By Staff -- Broadcasting & Cable, 2/19/2007

We know that some viewers mimic things they see on television, and not always things we wish they would repeat, either. Television has the ability to instruct, for good or bad.

Television is also blamed for everything.

Now we are being asked to take seriously the idea that American soldiers who watch 24 and have seen character Jack Bauer torture terrorists and conspirators may believe that is routinely acceptable behavior.

According to the Feb. 19 edition of the New Yorker, the dean of the U.S. Military Academy at West Point and retired military interrogators met with producers and writers of 24 (and Lost) last year to tell them that their scenes of torture could create heinous copycats.

Apparently, the visit to the producers wasn’t just to warn about the torture but to complain that producers should make it more authentic.

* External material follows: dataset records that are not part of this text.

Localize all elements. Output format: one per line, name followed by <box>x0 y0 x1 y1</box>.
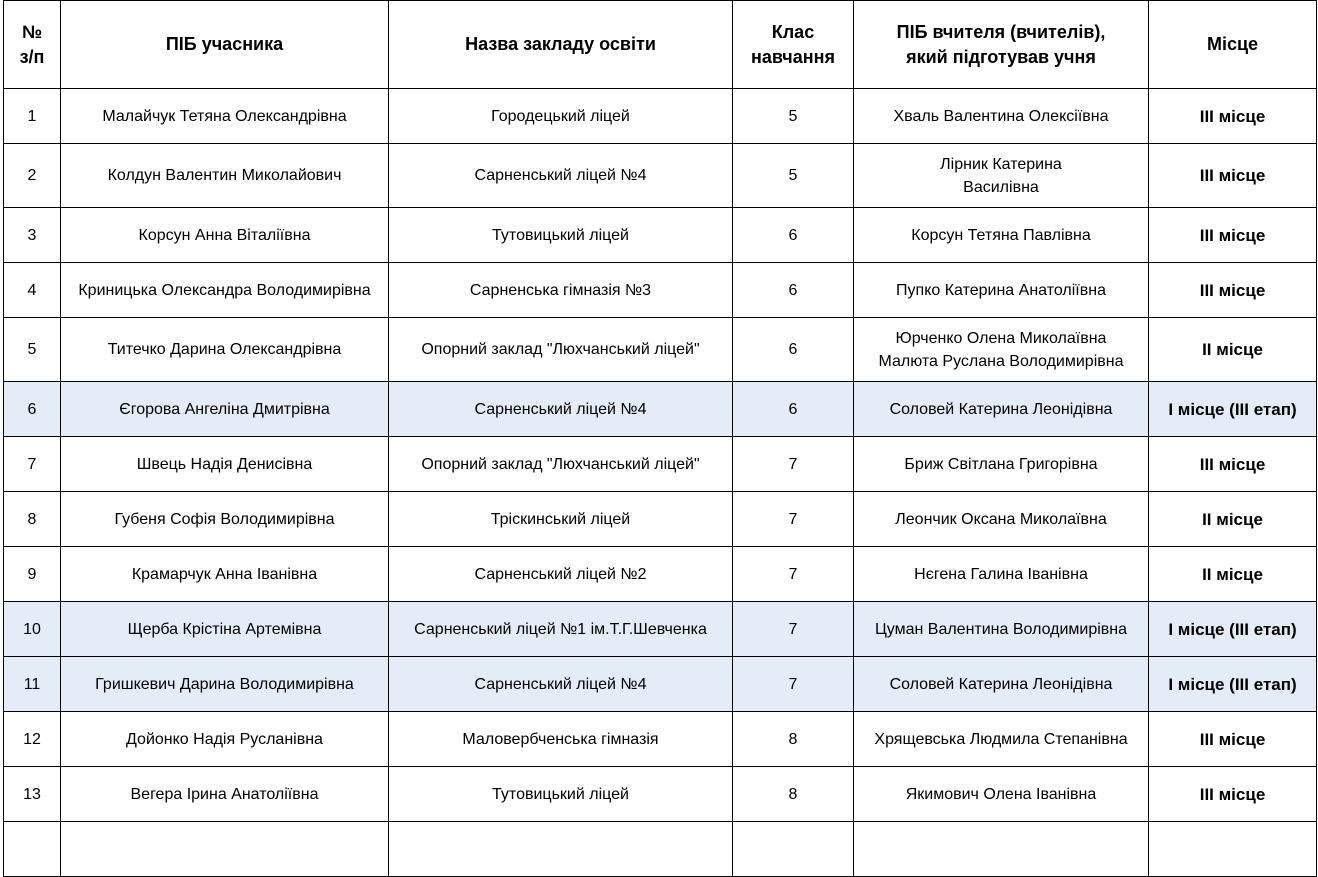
cell-place: ІІІ місце <box>1149 89 1317 144</box>
cell-num: 8 <box>4 492 61 547</box>
cell-school: Сарненський ліцей №2 <box>389 547 733 602</box>
cell-school: Тутовицький ліцей <box>389 767 733 822</box>
table-row <box>4 657 1317 712</box>
cell-school: Сарненський ліцей №4 <box>389 382 733 437</box>
cell-place: ІІІ місце <box>1149 263 1317 318</box>
cell-grade: 6 <box>733 208 854 263</box>
table-row <box>4 382 1317 437</box>
table-row <box>4 602 1317 657</box>
results-table <box>3 0 1317 877</box>
cell-school: Опорний заклад "Люхчанський ліцей" <box>389 437 733 492</box>
cell-name: Щерба Крістіна Артемівна <box>61 602 389 657</box>
cell-place: ІІ місце <box>1149 492 1317 547</box>
cell-num: 13 <box>4 767 61 822</box>
cell-teacher: Соловей Катерина Леонідівна <box>854 657 1149 712</box>
table-row <box>4 547 1317 602</box>
cell-grade: 6 <box>733 382 854 437</box>
cell-teacher: Хрящевська Людмила Степанівна <box>854 712 1149 767</box>
cell-name: Корсун Анна Віталіївна <box>61 208 389 263</box>
cell-num: 4 <box>4 263 61 318</box>
cell-teacher: Якимович Олена Іванівна <box>854 767 1149 822</box>
cell-name <box>61 822 389 877</box>
cell-num: 11 <box>4 657 61 712</box>
cell-grade: 7 <box>733 492 854 547</box>
cell-num: 10 <box>4 602 61 657</box>
cell-num: 7 <box>4 437 61 492</box>
cell-name: Гришкевич Дарина Володимирівна <box>61 657 389 712</box>
table-row <box>4 437 1317 492</box>
cell-name: Губеня Софія Володимирівна <box>61 492 389 547</box>
cell-grade: 7 <box>733 437 854 492</box>
table-row <box>4 263 1317 318</box>
cell-school: Тріскинський ліцей <box>389 492 733 547</box>
cell-teacher: Бриж Світлана Григорівна <box>854 437 1149 492</box>
cell-school: Городецький ліцей <box>389 89 733 144</box>
table-row <box>4 318 1317 382</box>
cell-grade: 8 <box>733 767 854 822</box>
cell-grade: 5 <box>733 89 854 144</box>
cell-teacher: Лірник Катерина Василівна <box>854 144 1149 208</box>
cell-name: Криницька Олександра Володимирівна <box>61 263 389 318</box>
cell-place: ІІ місце <box>1149 547 1317 602</box>
cell-name: Вегера Ірина Анатоліївна <box>61 767 389 822</box>
cell-school: Сарненський ліцей №4 <box>389 144 733 208</box>
cell-school: Сарненська гімназія №3 <box>389 263 733 318</box>
cell-name: Єгорова Ангеліна Дмитрівна <box>61 382 389 437</box>
cell-place: ІІ місце <box>1149 318 1317 382</box>
cell-name: Титечко Дарина Олександрівна <box>61 318 389 382</box>
cell-teacher: Леончик Оксана Миколаївна <box>854 492 1149 547</box>
cell-grade: 6 <box>733 263 854 318</box>
header-place: Місце <box>1149 1 1317 89</box>
cell-teacher: Хваль Валентина Олексіївна <box>854 89 1149 144</box>
cell-grade: 7 <box>733 657 854 712</box>
cell-grade: 5 <box>733 144 854 208</box>
cell-place: ІІІ місце <box>1149 144 1317 208</box>
cell-school: Сарненський ліцей №1 ім.Т.Г.Шевченка <box>389 602 733 657</box>
cell-place: ІІІ місце <box>1149 712 1317 767</box>
cell-num: 3 <box>4 208 61 263</box>
header-teacher: ПІБ вчителя (вчителів), який підготував учня <box>854 1 1149 89</box>
cell-num <box>4 822 61 877</box>
cell-place: І місце (ІІІ етап) <box>1149 602 1317 657</box>
cell-school <box>389 822 733 877</box>
header-school: Назва закладу освіти <box>389 1 733 89</box>
cell-num: 5 <box>4 318 61 382</box>
table-row <box>4 208 1317 263</box>
header-num: № з/п <box>4 1 61 89</box>
cell-place: ІІІ місце <box>1149 767 1317 822</box>
cell-grade: 6 <box>733 318 854 382</box>
cell-teacher: Цуман Валентина Володимирівна <box>854 602 1149 657</box>
cell-teacher <box>854 822 1149 877</box>
cell-num: 1 <box>4 89 61 144</box>
cell-num: 2 <box>4 144 61 208</box>
table-row <box>4 767 1317 822</box>
cell-place: І місце (ІІІ етап) <box>1149 382 1317 437</box>
cell-num: 9 <box>4 547 61 602</box>
cell-place <box>1149 822 1317 877</box>
cell-school: Сарненський ліцей №4 <box>389 657 733 712</box>
cell-name: Крамарчук Анна Іванівна <box>61 547 389 602</box>
table-row <box>4 492 1317 547</box>
header-grade: Клас навчання <box>733 1 854 89</box>
cell-teacher: Корсун Тетяна Павлівна <box>854 208 1149 263</box>
cell-grade: 8 <box>733 712 854 767</box>
cell-name: Швець Надія Денисівна <box>61 437 389 492</box>
table-row <box>4 712 1317 767</box>
cell-school: Опорний заклад "Люхчанський ліцей" <box>389 318 733 382</box>
cell-grade: 7 <box>733 602 854 657</box>
table-row <box>4 822 1317 877</box>
cell-num: 6 <box>4 382 61 437</box>
cell-school: Маловербченська гімназія <box>389 712 733 767</box>
cell-name: Малайчук Тетяна Олександрівна <box>61 89 389 144</box>
cell-teacher: Пупко Катерина Анатоліївна <box>854 263 1149 318</box>
cell-place: І місце (ІІІ етап) <box>1149 657 1317 712</box>
cell-grade: 7 <box>733 547 854 602</box>
table-row <box>4 144 1317 208</box>
cell-name: Колдун Валентин Миколайович <box>61 144 389 208</box>
header-row <box>4 1 1317 89</box>
header-name: ПІБ учасника <box>61 1 389 89</box>
cell-place: ІІІ місце <box>1149 208 1317 263</box>
cell-teacher: Соловей Катерина Леонідівна <box>854 382 1149 437</box>
cell-school: Тутовицький ліцей <box>389 208 733 263</box>
cell-teacher: Юрченко Олена Миколаївна Малюта Руслана Володимирівна <box>854 318 1149 382</box>
cell-num: 12 <box>4 712 61 767</box>
table-row <box>4 89 1317 144</box>
cell-name: Дойонко Надія Русланівна <box>61 712 389 767</box>
cell-teacher: Нєгена Галина Іванівна <box>854 547 1149 602</box>
cell-grade <box>733 822 854 877</box>
cell-place: ІІІ місце <box>1149 437 1317 492</box>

This entourage reported that torture usually doesn’t work. But on TV, it often does, unless it’s being inflicted on the good guys.

The West Point dean, U.S. Army Brigadier General Patrick Finnegan, told the magazine that it is now hard to teach his students about the rule of law and human rights and that torture is wrong, because so many of them love to watch Jack Bauer on his totally fictional television show. He said, “The kids see it and say, 'If torture is wrong, what about 24?’”

This controversy is perhaps the most off-the-wall example of the “power of television” we’ve ever heard, and one of the most artful examples of passing blame. We would let it pass without mention except that TV has been criticized for having an effect on violence, for promoting promiscuity and for making kids fat and stupid. And that’s just the CliffsNotes version of the list.

But whatever interrogation problems the military have shouldn’t be laid at the doorstep of TV. They are the result of the training the troops received—or did not—and the moral compass provided by their leaders.

In fact, the Bush Administration starting in 2002 tried to broaden the definition of the word “torture” so we could do more of it. Bush didn’t get his advice from Jack Bauer; he got it from his White House Counsel Alberto R. Gonzales (now his attorney general).

It was Gonzales who advised President Bush that he could change the rules so that torture “must be equivalent in intensity to the pain accompanying serious physical injury such as organ failure, impairment of bodily function or even death.”

That went far, far beyond the U.S. Army’s own regulations and drew gasps from other civilized nations around the world and even senior military officials here.

Viewers around the world have also made 24 a hit. But the show is fiction. Blame TV for undercovering the run-up to the war or overcovering Anna Nicole Smith. But to blame TV for whatever excesses have been inflicted on Iraqi detainees or suspected terrorists simply deflects criticism from where it rightly belongs. For mixed signals about torture, we should look first and foremost at out own commander in chief.